Risalente almeno al 1808, come testimonia un architrave ancora conservato, da un anno il complesso è diventato il fulcro del Museo dei Mulini della Valle dell’Enza, nato per custodire e valorizzare una delle testimonianze più significative della cultura molitoria dell’Appennino parmense. Ma prima ancora di essere museo (che in occasione della Giornata Europea dei mulini storici il 16 e 17 maggio effettuerà un’apertura straordinaria), il Mulino Le Latte è un autentico frammento di storia rurale.

L’edificio, vincolato dalla Soprintendenza, conserva una caratteristica rara: tre ruote verticali, dette vitruviane, che alimentavano altrettante macine collocate in successione. Una configurazione unica che consentiva di diversificare la produzione, dal grano al mais fino al pastone destinato agli animali.
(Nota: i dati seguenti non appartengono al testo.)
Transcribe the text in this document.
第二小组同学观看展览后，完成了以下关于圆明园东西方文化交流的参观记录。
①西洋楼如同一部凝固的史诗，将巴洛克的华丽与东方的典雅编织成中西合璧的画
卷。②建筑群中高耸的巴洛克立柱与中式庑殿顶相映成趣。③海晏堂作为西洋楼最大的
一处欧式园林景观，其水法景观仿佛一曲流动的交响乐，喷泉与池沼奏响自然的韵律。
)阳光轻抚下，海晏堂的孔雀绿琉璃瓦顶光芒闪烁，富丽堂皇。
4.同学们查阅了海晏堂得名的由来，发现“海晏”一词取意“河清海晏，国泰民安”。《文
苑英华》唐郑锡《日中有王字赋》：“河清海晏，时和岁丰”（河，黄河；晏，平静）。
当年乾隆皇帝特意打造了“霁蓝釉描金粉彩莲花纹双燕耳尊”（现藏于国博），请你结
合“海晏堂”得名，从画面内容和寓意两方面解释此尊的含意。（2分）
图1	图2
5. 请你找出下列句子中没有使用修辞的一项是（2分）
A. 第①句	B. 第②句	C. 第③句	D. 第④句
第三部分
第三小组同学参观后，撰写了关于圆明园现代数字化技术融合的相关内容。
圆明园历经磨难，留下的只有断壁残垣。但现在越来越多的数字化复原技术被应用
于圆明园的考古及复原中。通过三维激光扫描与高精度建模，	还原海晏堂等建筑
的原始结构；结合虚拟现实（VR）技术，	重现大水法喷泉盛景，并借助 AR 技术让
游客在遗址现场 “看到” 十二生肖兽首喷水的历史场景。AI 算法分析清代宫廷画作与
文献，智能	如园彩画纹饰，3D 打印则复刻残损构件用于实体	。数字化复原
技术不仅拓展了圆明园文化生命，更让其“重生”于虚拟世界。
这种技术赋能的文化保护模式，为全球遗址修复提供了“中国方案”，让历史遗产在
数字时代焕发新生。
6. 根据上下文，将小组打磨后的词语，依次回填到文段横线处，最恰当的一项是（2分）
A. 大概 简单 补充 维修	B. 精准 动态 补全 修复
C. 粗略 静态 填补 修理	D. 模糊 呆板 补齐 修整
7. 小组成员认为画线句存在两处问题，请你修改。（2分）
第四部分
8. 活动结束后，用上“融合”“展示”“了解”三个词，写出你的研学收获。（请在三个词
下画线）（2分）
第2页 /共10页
Un piccolo mondo autosufficiente, dove il mugnaio viveva con la famiglia all’interno dello stesso edificio, in un intreccio quotidiano tra casa e lavoro. Intorno, stalle, ricoveri e spazi di servizio completavano un organismo produttivo che per lungo tempo ha rappresentato un punto di riferimento per l’intera comunità locale.

Per secoli il mulino è stato molto più di un semplice opificio: era il cuore economico e sociale del territorio. Qui i contadini portavano il raccolto per trasformarlo in farina, base dell’alimentazione quotidiana. E il mugnaio, custode di un sapere tecnico prezioso, era una figura centrale, quasi simbolica, di un’economia che oggi definiremmo protoindustriale.

Il recente restauro conservativo, curato dall’architetto Andrea Mambriani, ha scelto la strada del minimo intervento, lasciando parlare i materiali originari: pietra, legno e intonaci segnati dal tempo. Un approccio rigoroso che ha restituito autenticità agli spazi, preservandone la memoria.

Camminando tra i diversi livelli del mulino, collegati da ripide scale in pietra e legno, si percepisce ancora la fatica di un lavoro scandito dal rumore delle macine e dal flusso costante dell’acqua, elemento vitale che alimentava l’intero sistema. Fino al 1955, anno della costruzione dell’acquedotto comunale di Bazzano, la sorgente che lo alimentava garantiva una portata tale da consentire la macinazione giorno e notte: si racconta che in 24 ore si potessero produrre fino a dieci quintali di farina.

Oggi il Mulino Le Latte guarda anche al futuro. L’obiettivo è creare una rete dei mulini storici della Val d’Enza, mettendo in connessione patrimonio culturale, attività agricole, tradizioni gastronomiche e turismo lento. Un progetto che punta a trasformare questi luoghi in occasioni di sviluppo locale e nuove opportunità economiche.

Il sogno, però, resta quello più semplice e potente: riportare in funzione i meccanismi idraulici e vedere di nuovo la farina uscire dalle macine. Sarebbe il compimento naturale di un recupero che non vuole fermarsi alla conservazione, ma restituire vita a un sapere antico.